On December 19, the EPA denied California a waiver it needs under the federal Clean Air Act to impose restrictions on greenhouse gases. It was the first time in 40 years that the EPA denied California such a waiver.
Stephen L. Johnson, the EPA’s administrator, said new federal regulations would be more effective than a patchwork of state laws. California, however, is expected to argue the approval of such a waiver has been routine and in the eyes of the law itself the EPA and the State of California have equal weight in fighting environmental hazards.

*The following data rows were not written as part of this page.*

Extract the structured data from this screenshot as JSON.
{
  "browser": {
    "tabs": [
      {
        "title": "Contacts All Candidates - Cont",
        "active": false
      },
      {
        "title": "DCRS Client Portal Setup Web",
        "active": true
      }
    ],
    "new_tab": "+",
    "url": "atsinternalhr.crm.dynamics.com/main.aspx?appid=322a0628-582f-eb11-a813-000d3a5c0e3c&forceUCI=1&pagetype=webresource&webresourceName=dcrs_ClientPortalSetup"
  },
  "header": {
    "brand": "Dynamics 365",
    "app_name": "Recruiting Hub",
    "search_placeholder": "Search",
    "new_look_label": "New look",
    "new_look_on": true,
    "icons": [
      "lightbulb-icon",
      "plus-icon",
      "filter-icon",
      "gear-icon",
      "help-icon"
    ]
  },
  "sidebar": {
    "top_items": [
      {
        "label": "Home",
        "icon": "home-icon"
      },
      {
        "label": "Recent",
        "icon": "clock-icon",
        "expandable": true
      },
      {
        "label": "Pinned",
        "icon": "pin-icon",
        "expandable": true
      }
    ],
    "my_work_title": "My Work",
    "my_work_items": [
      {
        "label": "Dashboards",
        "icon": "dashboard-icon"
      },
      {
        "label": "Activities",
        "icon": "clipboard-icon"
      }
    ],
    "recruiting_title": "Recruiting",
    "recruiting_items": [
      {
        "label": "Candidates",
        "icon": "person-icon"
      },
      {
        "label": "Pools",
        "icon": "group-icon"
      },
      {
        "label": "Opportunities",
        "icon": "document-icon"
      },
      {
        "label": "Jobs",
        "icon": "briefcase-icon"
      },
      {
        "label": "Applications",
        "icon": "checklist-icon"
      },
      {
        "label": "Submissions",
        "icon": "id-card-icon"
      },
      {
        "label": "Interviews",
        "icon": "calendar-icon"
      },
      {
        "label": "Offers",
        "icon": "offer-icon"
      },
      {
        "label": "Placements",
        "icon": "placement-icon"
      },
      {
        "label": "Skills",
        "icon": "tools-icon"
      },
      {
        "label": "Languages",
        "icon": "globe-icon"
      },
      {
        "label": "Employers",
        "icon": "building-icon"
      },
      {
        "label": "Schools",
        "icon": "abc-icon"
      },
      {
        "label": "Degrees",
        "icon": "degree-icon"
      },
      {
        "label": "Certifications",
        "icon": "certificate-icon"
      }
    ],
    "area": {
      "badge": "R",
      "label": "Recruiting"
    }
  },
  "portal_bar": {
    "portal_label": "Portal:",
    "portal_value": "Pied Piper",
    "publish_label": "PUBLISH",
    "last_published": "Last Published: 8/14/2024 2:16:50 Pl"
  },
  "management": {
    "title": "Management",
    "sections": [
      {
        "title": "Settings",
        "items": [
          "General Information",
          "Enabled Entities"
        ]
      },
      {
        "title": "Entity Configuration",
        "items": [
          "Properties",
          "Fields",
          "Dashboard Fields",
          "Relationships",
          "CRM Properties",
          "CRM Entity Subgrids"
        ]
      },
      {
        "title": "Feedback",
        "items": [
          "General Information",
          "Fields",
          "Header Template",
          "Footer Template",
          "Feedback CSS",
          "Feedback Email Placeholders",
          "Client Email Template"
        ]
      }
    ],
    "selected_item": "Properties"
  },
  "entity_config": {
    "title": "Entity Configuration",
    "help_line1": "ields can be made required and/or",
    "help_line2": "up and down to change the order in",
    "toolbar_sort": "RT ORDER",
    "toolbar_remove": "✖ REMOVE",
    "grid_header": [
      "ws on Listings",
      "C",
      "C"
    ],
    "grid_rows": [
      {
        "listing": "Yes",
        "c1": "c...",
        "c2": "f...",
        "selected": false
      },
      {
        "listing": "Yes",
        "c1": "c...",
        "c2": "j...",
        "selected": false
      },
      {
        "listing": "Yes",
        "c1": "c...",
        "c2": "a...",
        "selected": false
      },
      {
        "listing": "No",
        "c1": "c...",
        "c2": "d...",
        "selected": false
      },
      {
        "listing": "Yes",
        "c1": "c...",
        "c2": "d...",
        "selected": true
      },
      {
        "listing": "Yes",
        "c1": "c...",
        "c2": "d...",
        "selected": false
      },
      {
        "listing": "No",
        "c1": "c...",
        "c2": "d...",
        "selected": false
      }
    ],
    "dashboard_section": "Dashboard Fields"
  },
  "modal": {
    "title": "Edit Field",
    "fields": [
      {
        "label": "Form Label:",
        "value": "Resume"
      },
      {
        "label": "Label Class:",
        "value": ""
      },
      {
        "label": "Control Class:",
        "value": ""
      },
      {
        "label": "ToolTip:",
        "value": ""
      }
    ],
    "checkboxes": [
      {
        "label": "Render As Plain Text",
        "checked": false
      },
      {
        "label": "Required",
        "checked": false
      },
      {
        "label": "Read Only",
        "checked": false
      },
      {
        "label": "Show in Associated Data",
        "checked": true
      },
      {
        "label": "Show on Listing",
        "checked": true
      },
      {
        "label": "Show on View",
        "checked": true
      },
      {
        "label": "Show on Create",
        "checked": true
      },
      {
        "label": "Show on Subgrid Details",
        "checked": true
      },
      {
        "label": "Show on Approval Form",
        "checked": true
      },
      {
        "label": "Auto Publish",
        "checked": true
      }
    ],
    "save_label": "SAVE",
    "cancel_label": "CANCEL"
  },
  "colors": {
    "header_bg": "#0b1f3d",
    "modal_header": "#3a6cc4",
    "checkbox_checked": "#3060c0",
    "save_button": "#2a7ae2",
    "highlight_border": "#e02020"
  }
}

Johnson said the federal government had approved a new set of fuel-economy regulations that represented a national solution to a complex problem. The new energy legislation, recently signed by President Bush, will raise fuel economy standards nationwide to an average of 35 mpg by 2020, he said.

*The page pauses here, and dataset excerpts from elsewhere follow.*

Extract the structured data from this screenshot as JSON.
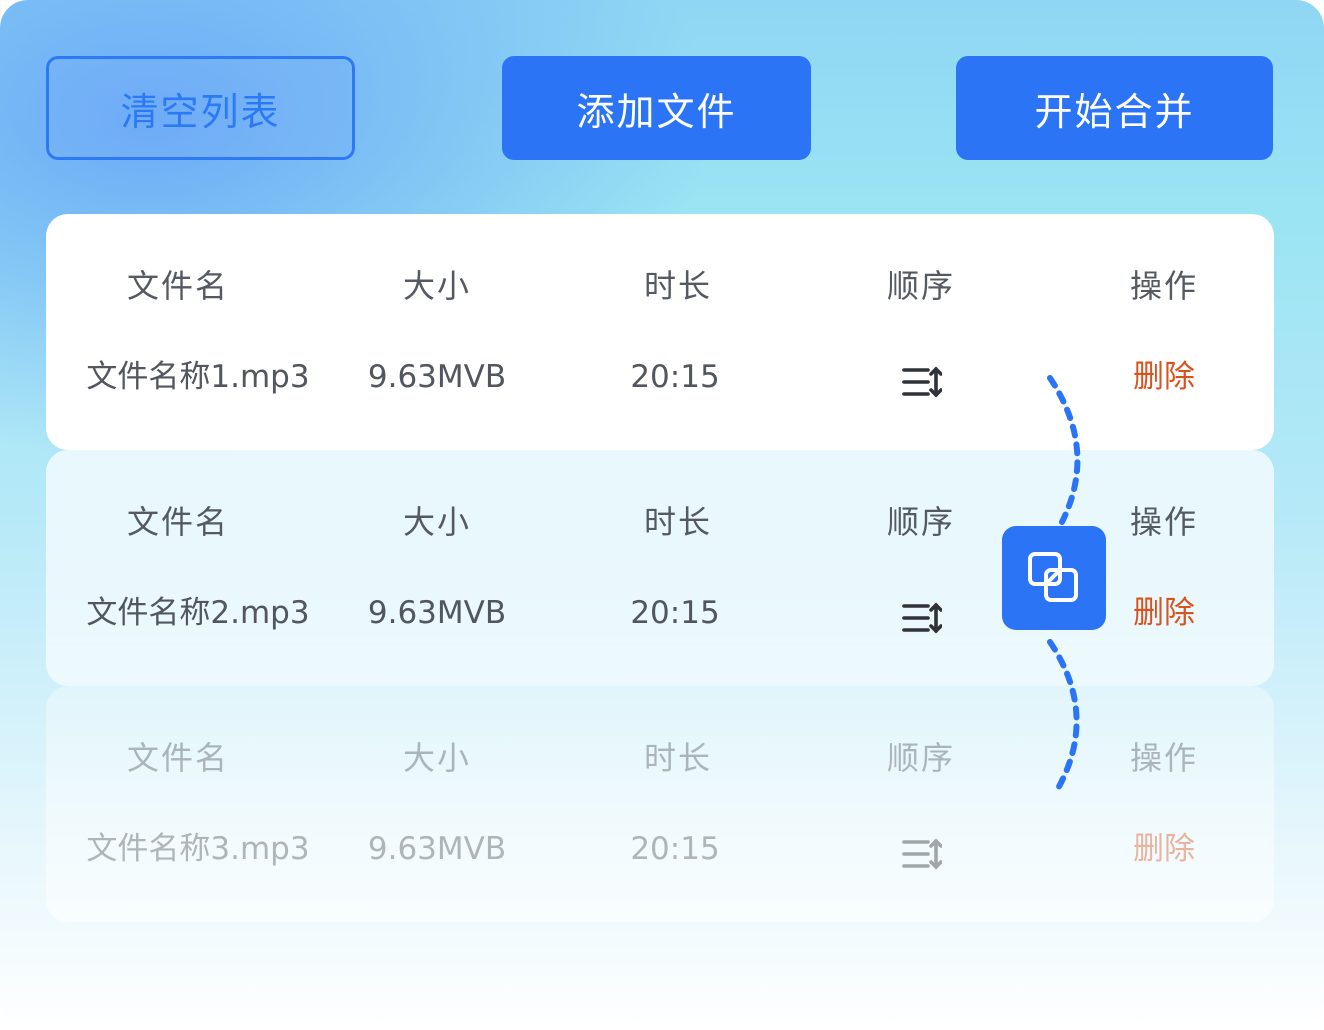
{
  "toolbar": {
    "clear_label": "清空列表",
    "add_label": "添加文件",
    "merge_label": "开始合并"
  },
  "columns": [
    "文件名",
    "大小",
    "时长",
    "顺序",
    "操作"
  ],
  "files": [
    {
      "name": "文件名称1.mp3",
      "size": "9.63MVB",
      "duration": "20:15",
      "action": "删除"
    },
    {
      "name": "文件名称2.mp3",
      "size": "9.63MVB",
      "duration": "20:15",
      "action": "删除"
    },
    {
      "name": "文件名称3.mp3",
      "size": "9.63MVB",
      "duration": "20:15",
      "action": "删除"
    }
  ],
  "icons": {
    "order": "reorder-icon",
    "merge": "merge-icon"
  },
  "colors": {
    "accent": "#2b74f5",
    "delete": "#d9531e",
    "text": "#52565e"
  }
}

California officials contend their 2004 law is tougher than the new national standard. It would have required the auto industry to cut emissions by one-third in new vehicles by 2016 or reach an average of 36.8 mpg, setting a deadline four years earlier than the new federal law.

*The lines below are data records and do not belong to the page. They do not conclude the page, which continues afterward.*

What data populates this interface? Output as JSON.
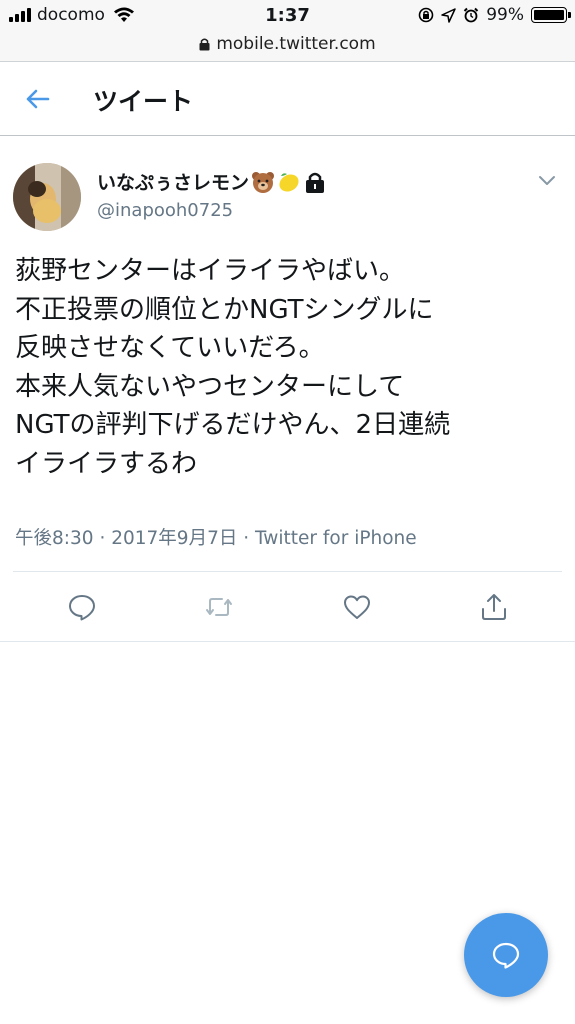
{
  "status_bar": {
    "carrier": "docomo",
    "time": "1:37",
    "battery": "99%",
    "battery_level": 0.99
  },
  "browser": {
    "url": "mobile.twitter.com"
  },
  "header": {
    "title": "ツイート"
  },
  "tweet": {
    "display_name": "いなぷぅさレモン",
    "handle": "@inapooh0725",
    "text_lines": [
      "荻野センターはイライラやばい。",
      "不正投票の順位とかNGTシングルに",
      "反映させなくていいだろ。",
      "本来人気ないやつセンターにして",
      "NGTの評判下げるだけやん、2日連続",
      "イライラするわ"
    ],
    "time": "午後8:30",
    "date": "2017年9月7日",
    "source": "Twitter for iPhone",
    "separator": "·"
  },
  "icons": {
    "back": "arrow-left-icon",
    "reply": "reply-icon",
    "retweet": "retweet-icon",
    "like": "heart-icon",
    "share": "share-icon",
    "compose": "compose-message-icon"
  },
  "colors": {
    "accent": "#4a99e9",
    "secondary_text": "#657786",
    "action_icon": "#657786",
    "retweet_disabled": "#aab8c2"
  }
}
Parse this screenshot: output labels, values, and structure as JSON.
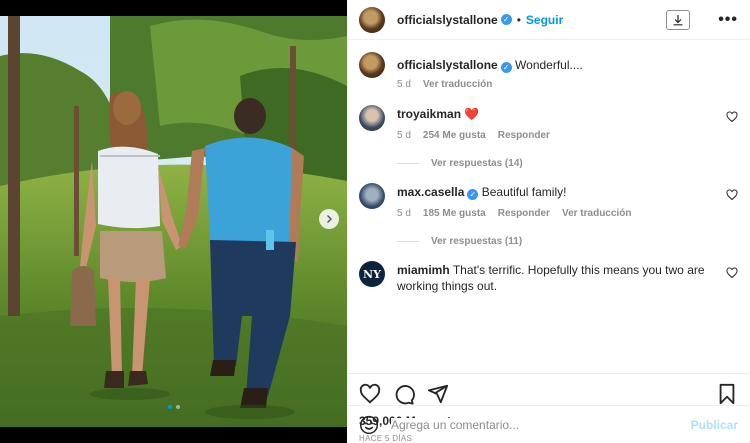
{
  "header": {
    "username": "officialslystallone",
    "separator": "•",
    "follow_label": "Seguir",
    "more_label": "•••"
  },
  "caption": {
    "username": "officialslystallone",
    "text": "Wonderful....",
    "time": "5 d",
    "translate_label": "Ver traducción"
  },
  "comments": [
    {
      "username": "troyaikman",
      "text": "",
      "emoji": "❤️",
      "time": "5 d",
      "likes": "254 Me gusta",
      "reply_label": "Responder",
      "view_replies": "Ver respuestas (14)"
    },
    {
      "username": "max.casella",
      "text": "Beautiful family!",
      "time": "5 d",
      "likes": "185 Me gusta",
      "reply_label": "Responder",
      "translate_label": "Ver traducción",
      "view_replies": "Ver respuestas (11)"
    },
    {
      "username": "miamimh",
      "text": "That's terrific. Hopefully this means you two are working things out.",
      "avatar_text": "NY"
    }
  ],
  "post": {
    "likes": "359,000 Me gusta",
    "date": "HACE 5 DÍAS"
  },
  "comment_box": {
    "placeholder": "Agrega un comentario...",
    "publish_label": "Publicar"
  },
  "carousel": {
    "slides": 2,
    "active": 1
  },
  "colors": {
    "accent": "#0095f6",
    "verified": "#3897f0",
    "publish_disabled": "#b2dffc",
    "heart": "#ed4956"
  },
  "icons": [
    "verified-badge-icon",
    "download-icon",
    "more-icon",
    "heart-icon",
    "comment-icon",
    "share-icon",
    "bookmark-icon",
    "emoji-icon",
    "chevron-right-icon"
  ]
}
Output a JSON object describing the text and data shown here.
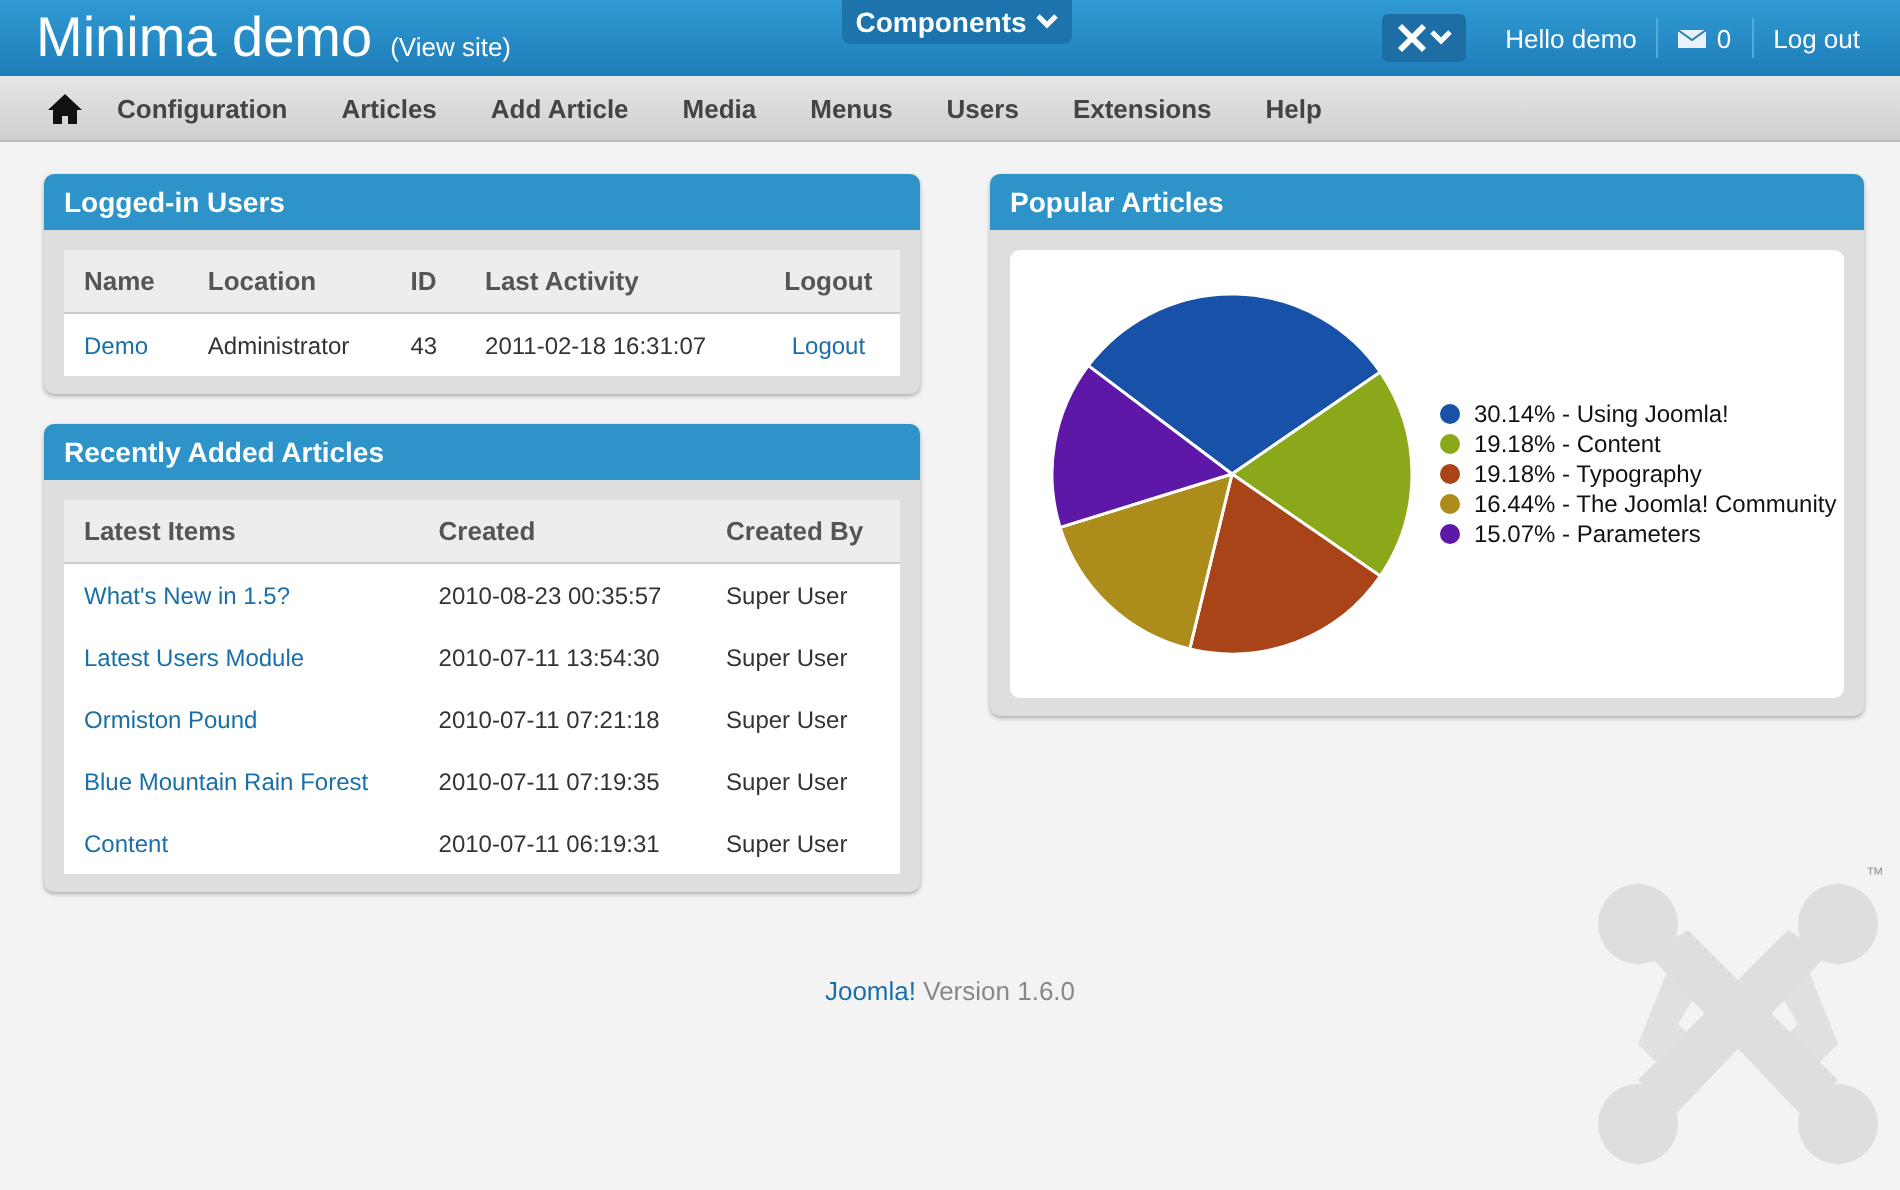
{
  "header": {
    "site_title": "Minima demo",
    "view_site": "(View site)",
    "menu_button": "Components",
    "greeting": "Hello demo",
    "messages_count": "0",
    "logout": "Log out"
  },
  "nav": {
    "items": [
      "Configuration",
      "Articles",
      "Add Article",
      "Media",
      "Menus",
      "Users",
      "Extensions",
      "Help"
    ]
  },
  "logged_in_users": {
    "title": "Logged-in Users",
    "columns": [
      "Name",
      "Location",
      "ID",
      "Last Activity",
      "Logout"
    ],
    "rows": [
      {
        "name": "Demo",
        "location": "Administrator",
        "id": "43",
        "last_activity": "2011-02-18 16:31:07",
        "logout": "Logout"
      }
    ]
  },
  "recent_articles": {
    "title": "Recently Added Articles",
    "columns": [
      "Latest Items",
      "Created",
      "Created By"
    ],
    "rows": [
      {
        "title": "What's New in 1.5?",
        "created": "2010-08-23 00:35:57",
        "created_by": "Super User"
      },
      {
        "title": "Latest Users Module",
        "created": "2010-07-11 13:54:30",
        "created_by": "Super User"
      },
      {
        "title": "Ormiston Pound",
        "created": "2010-07-11 07:21:18",
        "created_by": "Super User"
      },
      {
        "title": "Blue Mountain Rain Forest",
        "created": "2010-07-11 07:19:35",
        "created_by": "Super User"
      },
      {
        "title": "Content",
        "created": "2010-07-11 06:19:31",
        "created_by": "Super User"
      }
    ]
  },
  "popular_articles": {
    "title": "Popular Articles",
    "chart_data": {
      "type": "pie",
      "values": [
        30.14,
        19.18,
        19.18,
        16.44,
        15.07
      ],
      "colors": [
        "#1852a8",
        "#8aa81a",
        "#a84418",
        "#ac8c1a",
        "#5e18a8"
      ],
      "legend": "right",
      "categories": [
        "30.14% - Using Joomla!",
        "19.18% - Content",
        "19.18% - Typography",
        "16.44% - The Joomla! Community",
        "15.07% - Parameters"
      ]
    }
  },
  "footer": {
    "link": "Joomla!",
    "version": "Version 1.6.0"
  },
  "watermark_mark": "™"
}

California’s experts estimate the standards would reduce carbon dioxide output from vehicles by 17.2 million metric tons, more than double the 7.7 million metric tons that will be achieved with the federal fuel-efficiency standards. The figures come from an analysis released Wednesday by California Air Resources Board Chairwoman Mary Nichols.
Carmakers have opposed the California legislation for years but have been unsuccessful in either blocking it or having it set aside, which is why they now favor the solution embedded in the federal energy bill, which includes a 40-percent increase in fuel economy.
The legislation would force manufacturers to reduce the size of vehicles across the board, limiting consumer choices, company executives have said.
Twelve other states — Connecticut, Maine, Maryland, Massachusetts, New Jersey, New Mexico, New York, Oregon, Pennsylvania, Rhode Island, Vermont, and Washington — have adopted the California emissions standards. In addition, Arizona, Colorado, Florida, and Utah have said they plan to adopt them.
Pennsylvania governor Edward G. Rendell said his state was joining the multi-state lawsuit against the EPA.
"The EPA wrongfully and illegally blocked our efforts to do something about climate change — all they should have done was step aside and let the states take the lead," Rendell said. "Pennsylvania and other states should be able to ensure cleaner air and water to protect the health of our residents."
“To curb the innovative efforts of California and other states makes no sense,” California Attorney General Jerry Brown said. “We understand this is a long fight that may go to the Supreme Court.”
Nichols also said the California air board is reviewing other measures it could impose on automobile manufacturers if the lawsuit fails or delays the state’s regulations from taking effect.
"While global warming marches onward, EPA continues to drag its feet," said Jim Tripp, general counsel of Environmental Defense. "The agency's decision defies the law, the science and the will of states representing nearly half of the U.S. population."
"The Administrator's denial of California's request relies on a flawed argument that the federal courts already have rejected," Tripp added. "We've won before in the federal courts, so we expect to win again this time too."